Du côté de Pôle emploi, aucun chiffre officiel n’existe sur les suicides post-fusion, mais plusieurs estimations circulent. Selon la plainte de 2014 de la CFTC et des parents d’Aurore Moësan, à l’origine de l’ouverture de l’information judiciaire contre l’entreprise, « plus de 17 suicides auraient une origine professionnelle ». Depuis, aucun décompte officiel n’a été réalisé. Un syndicaliste évoque cependant des remontées de terrain faisant état de dizaines de suicides et tentatives de suicide entre 2012 et 2013.

Cette comparaison fait « tomber de l’armoire » la direction de Pôle emploi qui refuse toute analogie et souligne qu’un suicide, bien que « dramatique », a des causes multiples. 

Pascal voit cependant des points communs aux deux entreprises. Il liste « la mobilité forcée, la placardisation, les brimades, les refus de formation » comme autant de réalités vécues dans les deux sociétés. « C’est la vision par le chiffre qui est commune aux deux », poursuit l’inspection du travail décidée à aller au bout de sa démarche.

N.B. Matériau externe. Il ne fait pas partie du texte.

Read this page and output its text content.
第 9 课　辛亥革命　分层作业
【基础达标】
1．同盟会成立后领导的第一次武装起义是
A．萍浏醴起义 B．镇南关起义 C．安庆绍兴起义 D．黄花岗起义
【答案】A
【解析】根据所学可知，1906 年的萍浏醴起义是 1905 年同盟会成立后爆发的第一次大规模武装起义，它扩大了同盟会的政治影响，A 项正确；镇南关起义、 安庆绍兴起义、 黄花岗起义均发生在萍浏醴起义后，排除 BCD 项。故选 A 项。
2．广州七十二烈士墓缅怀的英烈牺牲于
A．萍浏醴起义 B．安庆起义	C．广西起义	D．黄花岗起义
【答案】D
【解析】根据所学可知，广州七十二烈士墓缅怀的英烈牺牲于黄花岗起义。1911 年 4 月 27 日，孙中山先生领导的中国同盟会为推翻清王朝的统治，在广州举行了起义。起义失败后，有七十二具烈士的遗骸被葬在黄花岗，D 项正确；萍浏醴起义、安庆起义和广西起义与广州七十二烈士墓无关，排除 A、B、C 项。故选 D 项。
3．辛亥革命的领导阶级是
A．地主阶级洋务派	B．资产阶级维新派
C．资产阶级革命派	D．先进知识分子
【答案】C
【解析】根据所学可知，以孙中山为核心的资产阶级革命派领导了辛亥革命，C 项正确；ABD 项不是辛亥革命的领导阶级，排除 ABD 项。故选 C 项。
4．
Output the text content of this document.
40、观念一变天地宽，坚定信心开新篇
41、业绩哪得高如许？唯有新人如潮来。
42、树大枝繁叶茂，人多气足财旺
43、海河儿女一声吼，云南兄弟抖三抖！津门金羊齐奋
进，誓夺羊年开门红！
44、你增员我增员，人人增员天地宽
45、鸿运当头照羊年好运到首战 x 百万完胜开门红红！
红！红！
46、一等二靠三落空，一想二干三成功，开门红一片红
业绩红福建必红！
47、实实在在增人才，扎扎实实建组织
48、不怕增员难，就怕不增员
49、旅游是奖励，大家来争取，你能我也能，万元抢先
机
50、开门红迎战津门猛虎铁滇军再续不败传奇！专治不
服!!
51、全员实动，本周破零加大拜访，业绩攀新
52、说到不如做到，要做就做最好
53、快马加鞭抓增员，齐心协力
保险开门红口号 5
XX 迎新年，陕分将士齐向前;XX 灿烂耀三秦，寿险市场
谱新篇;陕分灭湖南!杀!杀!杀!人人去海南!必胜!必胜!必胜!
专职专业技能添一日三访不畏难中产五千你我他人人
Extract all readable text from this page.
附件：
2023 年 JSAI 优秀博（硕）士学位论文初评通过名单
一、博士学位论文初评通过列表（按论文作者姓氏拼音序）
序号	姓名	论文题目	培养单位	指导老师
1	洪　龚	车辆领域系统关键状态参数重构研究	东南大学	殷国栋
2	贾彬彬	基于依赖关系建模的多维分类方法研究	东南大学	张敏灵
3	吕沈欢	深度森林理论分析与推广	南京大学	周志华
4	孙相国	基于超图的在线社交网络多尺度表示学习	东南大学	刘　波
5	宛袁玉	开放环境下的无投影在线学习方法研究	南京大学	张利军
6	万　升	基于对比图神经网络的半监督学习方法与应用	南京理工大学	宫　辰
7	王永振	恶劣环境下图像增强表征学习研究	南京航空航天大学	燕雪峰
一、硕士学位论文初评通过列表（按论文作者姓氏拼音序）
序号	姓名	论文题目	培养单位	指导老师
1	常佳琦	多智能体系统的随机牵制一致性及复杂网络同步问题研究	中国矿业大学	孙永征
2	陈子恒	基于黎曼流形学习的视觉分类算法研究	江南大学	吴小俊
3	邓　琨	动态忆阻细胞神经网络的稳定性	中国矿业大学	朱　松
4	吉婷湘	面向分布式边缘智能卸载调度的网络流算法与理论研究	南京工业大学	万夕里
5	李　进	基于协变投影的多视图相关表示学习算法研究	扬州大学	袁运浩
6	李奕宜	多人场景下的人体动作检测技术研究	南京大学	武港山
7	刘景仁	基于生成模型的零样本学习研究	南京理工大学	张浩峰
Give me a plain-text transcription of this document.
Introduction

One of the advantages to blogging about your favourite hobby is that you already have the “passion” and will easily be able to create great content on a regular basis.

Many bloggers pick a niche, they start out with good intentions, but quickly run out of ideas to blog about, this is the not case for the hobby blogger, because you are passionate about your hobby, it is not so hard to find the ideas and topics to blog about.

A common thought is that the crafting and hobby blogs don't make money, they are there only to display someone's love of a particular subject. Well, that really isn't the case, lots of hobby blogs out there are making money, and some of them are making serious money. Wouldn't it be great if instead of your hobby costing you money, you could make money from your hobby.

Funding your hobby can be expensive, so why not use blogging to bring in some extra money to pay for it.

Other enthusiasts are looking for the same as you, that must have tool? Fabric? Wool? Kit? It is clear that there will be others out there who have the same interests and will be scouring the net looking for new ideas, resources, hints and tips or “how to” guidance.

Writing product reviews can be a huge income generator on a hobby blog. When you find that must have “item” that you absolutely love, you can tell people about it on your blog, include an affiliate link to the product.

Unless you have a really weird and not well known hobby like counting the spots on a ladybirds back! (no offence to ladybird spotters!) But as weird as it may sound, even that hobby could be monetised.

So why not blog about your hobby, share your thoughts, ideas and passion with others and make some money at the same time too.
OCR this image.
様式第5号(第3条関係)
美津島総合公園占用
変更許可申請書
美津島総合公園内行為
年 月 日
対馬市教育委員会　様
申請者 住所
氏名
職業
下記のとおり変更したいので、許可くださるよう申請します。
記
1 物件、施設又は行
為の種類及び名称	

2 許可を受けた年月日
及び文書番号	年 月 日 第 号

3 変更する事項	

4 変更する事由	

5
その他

« Aujourd’hui, on peut poursuivre une entreprise pour avoir mis en place une organisation de travail pathogène, on est typiquement dans ce cadre-là, explique-t-elle. Ce qui nous intéresse, c’est la personne morale, c’est-à-dire qu’on vise la structure même de Pôle emploi même si ce sont des intermédiaires qui ont porté ce système », ajoute l’inspection du travail. Elle indique également s’être heurtée à un mur en voulant obtenir des réponses sur des cas particuliers. « L’entreprise a mis un cache sur ses yeux pour ne pas voir ce que ça implique pour ces salariés. Il y a un sentiment d’impunité totale. Ils sont tellement indéfendables qu’ils ont raison de garder le bec cloué car, sur le droit, ils vont perdre. » 

* Les prénoms ont été changés à la demande des intéressés.